Khamul spotted the Elf leader, and moved away from his knights to dispatch him. Gilros did not await his onset, but charged to meet it, his two-handed blade shimmering in the sun. As the Easterling General raised his sword to cut down on Gilros, the Elf stabbed into his horse, which collapsed forward making Khamul fly to the ground. Immediately leaping back up, he began hacking and jabbing at Gilros’ defence. He thought of his past failures with Celeborn and the Witch-King.
“Never again,” murmured Khamul.
He made a great blow at Gilros’ sword, shattering it into pieces. Seeing his advantage, Khamul stabbed straight into the heart of Gilros. With his last breath, the Elf Captain spoke:
“Iluvatar curse your body forever to the void.”
Khamul pulled his sword out of the Elven chest as the last of Gilros’ soldiers were cut down. He immediately went to find the Assassin King, who was wiping the blood of his twin blades.
“Did you kill the Elf Elrond?” asked Khamul.
“Of course I did,” Zyanar answered. “Now where is my pay?”
“Patience. First tell me where you found him.”
Zyanar glared wickedly at the Easterling, but said, “The Elves are constructing a new haven in a valley northeast from here. If you and your master wish to flush out every Elf in this land, you may want to head there.”
Khamul flung the three bags of gold to Zyanar, who gloated at them greedily.
“I’ll give you double that if you help me besiege the Elf haven.”
The Assassin King looked up with dark glee. At this rate he would be richer than a king.
Companies of Elves stood like statues along the west banks of the Lhun. Captains sometimes cried out commands, whilst their standards flickered in the wind. Gil-galad and Cirdan were still making council with several lesser Elf lords in the Grey Havens, their guard ringed around them.
“When will Numenor come?” mused Rilmas, the lord of northern Lindon.
“They will come,” answered Cirdan. “I have forseen it.
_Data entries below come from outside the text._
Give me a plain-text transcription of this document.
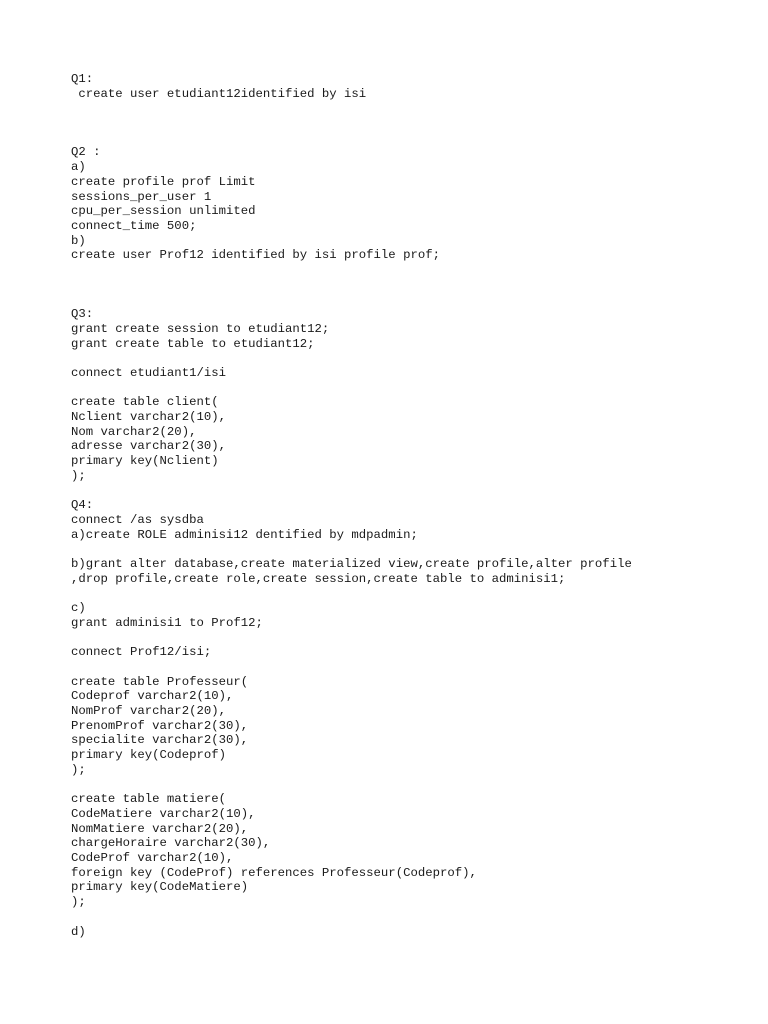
Q1:
create user etudiant12identified by isi
Q2 :
a)
create profile prof Limit
sessions_per_user 1
cpu_per_session unlimited
connect_time 500;
b)
create user Prof12 identified by isi profile prof;
Q3:
grant create session to etudiant12;
grant create table to etudiant12;
connect etudiant1/isi
create table client(
Nclient varchar2(10),
Nom varchar2(20),
adresse varchar2(30),
primary key(Nclient)
);
Q4:
connect /as sysdba
a)create ROLE adminisi12 dentified by mdpadmin;
b)grant alter database,create materialized view,create profile,alter profile
,drop profile,create role,create session,create table to adminisi1;
c)
grant adminisi1 to Prof12;
connect Prof12/isi;
create table Professeur(
Codeprof varchar2(10),
NomProf varchar2(20),
PrenomProf varchar2(30),
specialite varchar2(30),
primary key(Codeprof)
);
create table matiere(
CodeMatiere varchar2(10),
NomMatiere varchar2(20),
chargeHoraire varchar2(30),
CodeProf varchar2(10),
foreign key (CodeProf) references Professeur(Codeprof),
primary key(CodeMatiere)
);
d)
But I am not certain about when they will arrive.”
“The seas have been violent, though,” stated Valcir, captain of the ships. “The Numenorean fleet will be late at the very best.”
“It is true the waters have been troubled,” said Rilmas. “Do you not think the ships of Westernesse could be destroyed by the storms?”
“Nay, Rilmas. The vessels of the west are strong, and Prince Aldarion is a masterful ship wright,” answered Cirdan.
“My friends, we must wait for Numenor with bated breath. For the time being, we must look east, not west, and await the coming of Sauron,” spoke Gil-galad. “Now prepare for battle.”
The Elf lords dispersed with their guard, save Cirdan, who went to speak privately with Gil-galad.
“Have we any news from Captain Gilros?” asked Cirdan.
“None. Nor from Elrond, or even Lothlorien.”
“We have actually had word from Galadriel,” said Cirdan.
“Indeed?” Gil-galad was intrigued by this.
“Yes. It seems that Lorien is beset by a force of Orcs, reinforced by strange men from the south we have not encountered before. King Amdir cannot spare any reinforcements.”
“Hmm. Very well, we must stand alone for now. Go ready yourself, Cirdan. There are hard fights ahead.”
Celeborn walked about the gardens of Rivendell, assisted by Glorfindel. He had been saved from death, and was now recovering. A long cloth was still wrapped around the wound, and he was quite ponderous, but apart from that he was fine. As they walked, Glorfindel had been telling Celeborn about himself.
“My father is Gilros, a lord of great renown in Lindon,” said Glorfindel. “I expect he shall be fighting in the war. Iluvatar grant his blade tastes much Orc-blood!”
Celeborn smiled gravely. “Do you fear for your father?”
“No, lord,” answered Glorfindel. “He is a great fighter and commander.”
“Well, if he is better at combat than you I shall not fear for him too,” said Celeborn, “For I recall you fought like Feanor himself!”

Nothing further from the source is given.